L'Australia nord-orientale ancora alle prese con le conseguenze delle inondazioni storiche

«Abbiamo registrato gelate record, siccità record, ondate di caldo record e ora anche inondazioni record. È evidente che ci saranno conseguenze negative. La situazione non si prospetta rosea.» Paul Miller, AOA

Di Penelope Barker
, collaboratrice di Olive Oil Times | Da Sydney

Mentre squadre di volontari, soccorritori e membri delle forze armate rimuovono i detriti e ripuliscono i danni stimati in 30 miliardi di dollari australiani causati dalla recente catastrofica alluvione nel Queensland, nell’Australia nord-orientale, un terzo dello Stato sud-orientale di Victoria giace sommerso dalle acque, inondato da 28 giorni di alluvioni con il possente fiume Murray che deve ancora raggiungere il suo picco.

Dopo un decennio di grave siccità che ha visto molte piccole comunità rurali del Victoria sull'orlo dell'esaurimento totale delle risorse idriche, ora l'acqua è ovunque, compreso un mare interno creato dall'alluvione, lungo 95 chilometri e largo 50, che si estende tra la cittadina di Kerang e la città di Swan Hill, nel nord-ovest dello Stato. Il Victoria settentrionale è un importante centro dell’industria olivicola australiana, con molti oliveti ora colpiti dalle inondazioni, compresi quelli del più grande produttore di olio d’oliva del Paese, Boundary Bend Limited.

"Siamo tutti stufi di questo clima da record", ha detto Paul Miller, presidente dell'Australian Olive Association. "Abbiamo avuto gelate da record, siccità da record e caldo da record e ora inondazioni da record, quindi la vita è davvero diventata interessante! Chiaramente ci saranno effetti negativi. La situazione non sembra rosea".

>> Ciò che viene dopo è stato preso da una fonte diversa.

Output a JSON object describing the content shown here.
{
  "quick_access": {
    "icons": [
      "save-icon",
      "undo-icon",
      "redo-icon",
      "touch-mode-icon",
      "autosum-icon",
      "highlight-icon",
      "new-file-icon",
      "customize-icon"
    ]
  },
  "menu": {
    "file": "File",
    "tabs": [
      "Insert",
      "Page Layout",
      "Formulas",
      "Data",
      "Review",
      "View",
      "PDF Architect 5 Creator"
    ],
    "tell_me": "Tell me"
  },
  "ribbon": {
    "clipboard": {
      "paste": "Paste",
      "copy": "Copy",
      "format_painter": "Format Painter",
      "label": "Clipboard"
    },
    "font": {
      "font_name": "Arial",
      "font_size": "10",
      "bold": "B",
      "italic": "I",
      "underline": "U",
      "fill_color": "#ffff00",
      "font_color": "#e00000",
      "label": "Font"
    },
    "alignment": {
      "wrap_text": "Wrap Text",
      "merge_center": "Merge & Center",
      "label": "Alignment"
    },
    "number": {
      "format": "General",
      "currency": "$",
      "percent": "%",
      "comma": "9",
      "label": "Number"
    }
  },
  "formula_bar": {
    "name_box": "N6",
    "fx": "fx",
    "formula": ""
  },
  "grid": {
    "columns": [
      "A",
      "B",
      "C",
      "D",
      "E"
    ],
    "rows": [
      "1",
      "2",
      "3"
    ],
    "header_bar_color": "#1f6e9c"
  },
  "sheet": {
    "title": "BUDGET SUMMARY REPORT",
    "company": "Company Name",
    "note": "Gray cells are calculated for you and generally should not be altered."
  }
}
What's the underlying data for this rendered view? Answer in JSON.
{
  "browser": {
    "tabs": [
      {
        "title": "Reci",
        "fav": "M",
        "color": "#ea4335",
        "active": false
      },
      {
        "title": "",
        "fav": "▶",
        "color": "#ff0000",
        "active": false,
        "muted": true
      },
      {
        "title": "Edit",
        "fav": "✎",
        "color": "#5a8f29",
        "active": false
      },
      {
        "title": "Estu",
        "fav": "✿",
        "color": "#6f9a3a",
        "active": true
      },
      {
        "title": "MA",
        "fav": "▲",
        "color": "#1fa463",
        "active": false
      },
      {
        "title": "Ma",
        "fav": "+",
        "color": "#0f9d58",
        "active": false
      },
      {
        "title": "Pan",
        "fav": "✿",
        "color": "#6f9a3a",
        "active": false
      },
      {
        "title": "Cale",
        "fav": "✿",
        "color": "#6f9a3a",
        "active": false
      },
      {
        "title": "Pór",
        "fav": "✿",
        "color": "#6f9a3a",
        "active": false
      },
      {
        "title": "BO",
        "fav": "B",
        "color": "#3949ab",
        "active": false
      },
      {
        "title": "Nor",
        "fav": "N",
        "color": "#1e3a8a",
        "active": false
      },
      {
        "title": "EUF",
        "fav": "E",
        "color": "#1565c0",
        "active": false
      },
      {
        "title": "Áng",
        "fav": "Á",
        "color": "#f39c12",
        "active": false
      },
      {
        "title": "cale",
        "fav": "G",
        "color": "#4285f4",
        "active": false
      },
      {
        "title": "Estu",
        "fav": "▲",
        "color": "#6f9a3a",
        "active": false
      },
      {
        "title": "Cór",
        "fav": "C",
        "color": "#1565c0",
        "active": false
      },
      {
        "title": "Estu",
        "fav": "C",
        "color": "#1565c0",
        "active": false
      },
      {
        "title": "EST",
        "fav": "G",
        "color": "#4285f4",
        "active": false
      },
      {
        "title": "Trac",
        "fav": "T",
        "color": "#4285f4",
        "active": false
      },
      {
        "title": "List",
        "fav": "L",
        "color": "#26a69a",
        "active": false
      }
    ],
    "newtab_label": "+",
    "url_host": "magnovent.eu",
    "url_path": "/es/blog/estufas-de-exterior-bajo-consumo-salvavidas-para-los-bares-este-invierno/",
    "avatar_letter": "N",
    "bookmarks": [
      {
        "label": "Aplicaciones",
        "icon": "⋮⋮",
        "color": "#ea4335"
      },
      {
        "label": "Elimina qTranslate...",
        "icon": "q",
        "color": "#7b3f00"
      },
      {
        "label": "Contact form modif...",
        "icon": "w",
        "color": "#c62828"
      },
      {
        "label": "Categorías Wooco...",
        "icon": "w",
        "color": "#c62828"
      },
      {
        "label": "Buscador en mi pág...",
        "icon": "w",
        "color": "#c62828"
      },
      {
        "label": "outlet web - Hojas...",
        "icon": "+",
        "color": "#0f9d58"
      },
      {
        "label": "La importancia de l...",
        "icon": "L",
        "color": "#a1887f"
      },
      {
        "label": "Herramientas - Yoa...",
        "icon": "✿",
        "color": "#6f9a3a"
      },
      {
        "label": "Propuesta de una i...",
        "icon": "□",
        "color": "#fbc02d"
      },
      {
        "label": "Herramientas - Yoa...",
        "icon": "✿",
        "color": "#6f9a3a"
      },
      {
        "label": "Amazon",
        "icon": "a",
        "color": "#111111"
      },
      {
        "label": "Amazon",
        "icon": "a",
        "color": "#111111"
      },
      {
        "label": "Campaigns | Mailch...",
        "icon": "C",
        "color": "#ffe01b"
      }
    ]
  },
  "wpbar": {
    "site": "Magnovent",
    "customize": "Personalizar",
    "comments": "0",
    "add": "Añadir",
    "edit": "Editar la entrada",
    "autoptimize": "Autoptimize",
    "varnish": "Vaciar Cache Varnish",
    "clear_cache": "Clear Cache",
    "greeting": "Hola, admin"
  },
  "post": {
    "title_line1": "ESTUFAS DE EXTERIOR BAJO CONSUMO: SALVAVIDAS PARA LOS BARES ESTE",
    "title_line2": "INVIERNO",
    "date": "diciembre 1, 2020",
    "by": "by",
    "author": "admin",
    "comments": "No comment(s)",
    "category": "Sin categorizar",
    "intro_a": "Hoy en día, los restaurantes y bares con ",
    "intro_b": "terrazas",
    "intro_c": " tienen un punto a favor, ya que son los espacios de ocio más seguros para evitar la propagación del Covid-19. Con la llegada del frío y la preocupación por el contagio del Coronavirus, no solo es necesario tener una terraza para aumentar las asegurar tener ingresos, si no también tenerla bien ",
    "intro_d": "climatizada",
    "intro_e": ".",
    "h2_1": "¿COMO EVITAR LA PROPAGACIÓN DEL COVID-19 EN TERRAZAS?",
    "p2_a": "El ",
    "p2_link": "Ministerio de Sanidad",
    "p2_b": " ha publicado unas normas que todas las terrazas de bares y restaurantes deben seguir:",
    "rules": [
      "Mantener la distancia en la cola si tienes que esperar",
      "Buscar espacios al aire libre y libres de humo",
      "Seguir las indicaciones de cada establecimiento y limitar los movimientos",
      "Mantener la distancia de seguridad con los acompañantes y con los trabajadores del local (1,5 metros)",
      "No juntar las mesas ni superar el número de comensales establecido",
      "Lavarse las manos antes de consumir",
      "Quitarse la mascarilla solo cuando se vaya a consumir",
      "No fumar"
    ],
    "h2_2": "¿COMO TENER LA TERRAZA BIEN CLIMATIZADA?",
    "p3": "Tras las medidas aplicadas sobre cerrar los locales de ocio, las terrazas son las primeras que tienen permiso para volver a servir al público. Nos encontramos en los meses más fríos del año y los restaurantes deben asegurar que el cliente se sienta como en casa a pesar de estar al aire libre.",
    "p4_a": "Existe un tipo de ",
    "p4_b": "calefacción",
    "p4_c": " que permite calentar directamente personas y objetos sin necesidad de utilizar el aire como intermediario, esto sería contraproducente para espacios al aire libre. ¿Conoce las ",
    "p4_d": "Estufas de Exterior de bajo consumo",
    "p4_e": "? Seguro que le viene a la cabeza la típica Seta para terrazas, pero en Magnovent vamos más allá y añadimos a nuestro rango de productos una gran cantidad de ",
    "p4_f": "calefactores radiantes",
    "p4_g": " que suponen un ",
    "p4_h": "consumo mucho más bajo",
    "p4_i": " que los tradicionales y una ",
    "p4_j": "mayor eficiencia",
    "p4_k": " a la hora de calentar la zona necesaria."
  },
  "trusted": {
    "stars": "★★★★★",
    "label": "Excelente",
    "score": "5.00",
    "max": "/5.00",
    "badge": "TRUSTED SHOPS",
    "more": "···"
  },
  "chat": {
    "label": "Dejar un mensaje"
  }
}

Sebbene i coltivatori del Victoria non debbano raccogliere fino alla fine di marzo, il clima umido e piovoso sta influenzando i frutti in tutto il sud-est dell’Australia. “Abbiamo dovuto agire per procurarci i fungicidi”, ha detto Miller. “Stiamo cercando di reagire il più possibile, ma si tratta di un evento meteorologico straordinario e molti oliveti sono inaccessibili poiché le strade sono state distrutte da inondazioni improvvise. Per quanto riguarda gli alberi stessi, dovrebbero sopravvivere fintanto che l’acqua scorre e passa rapidamente. Se l’acqua ristagna, perderà ossigeno e gli alberi andranno perduti. Dovremo solo aspettare e vedere quando le acque si ritireranno, ma l’industria dell’olio d’oliva in Australia è ancora piccola e tutti i produttori si aiuteranno a vicenda come meglio possono.”

Nel frattempo, un potente ciclone in avvicinamento al nord-est dell’Australia minaccia di portare ulteriori piogge torrenziali e enormi mareggiate nella regione devastata.

Il premier del Queensland Anna Bligh avverte i residenti che il ciclone Yasi potrebbe essere il più grande che lo stato abbia mai affrontato. “I cicloni possono all’ultimo minuto deviare dalla costa, e spero vivamente che questo lo faccia”, ha detto Bligh. “Ma l’ufficio meteorologico mi avverte nei termini più seri che tutti i modelli attuali indicano che questo attraverserà la nostra costa.”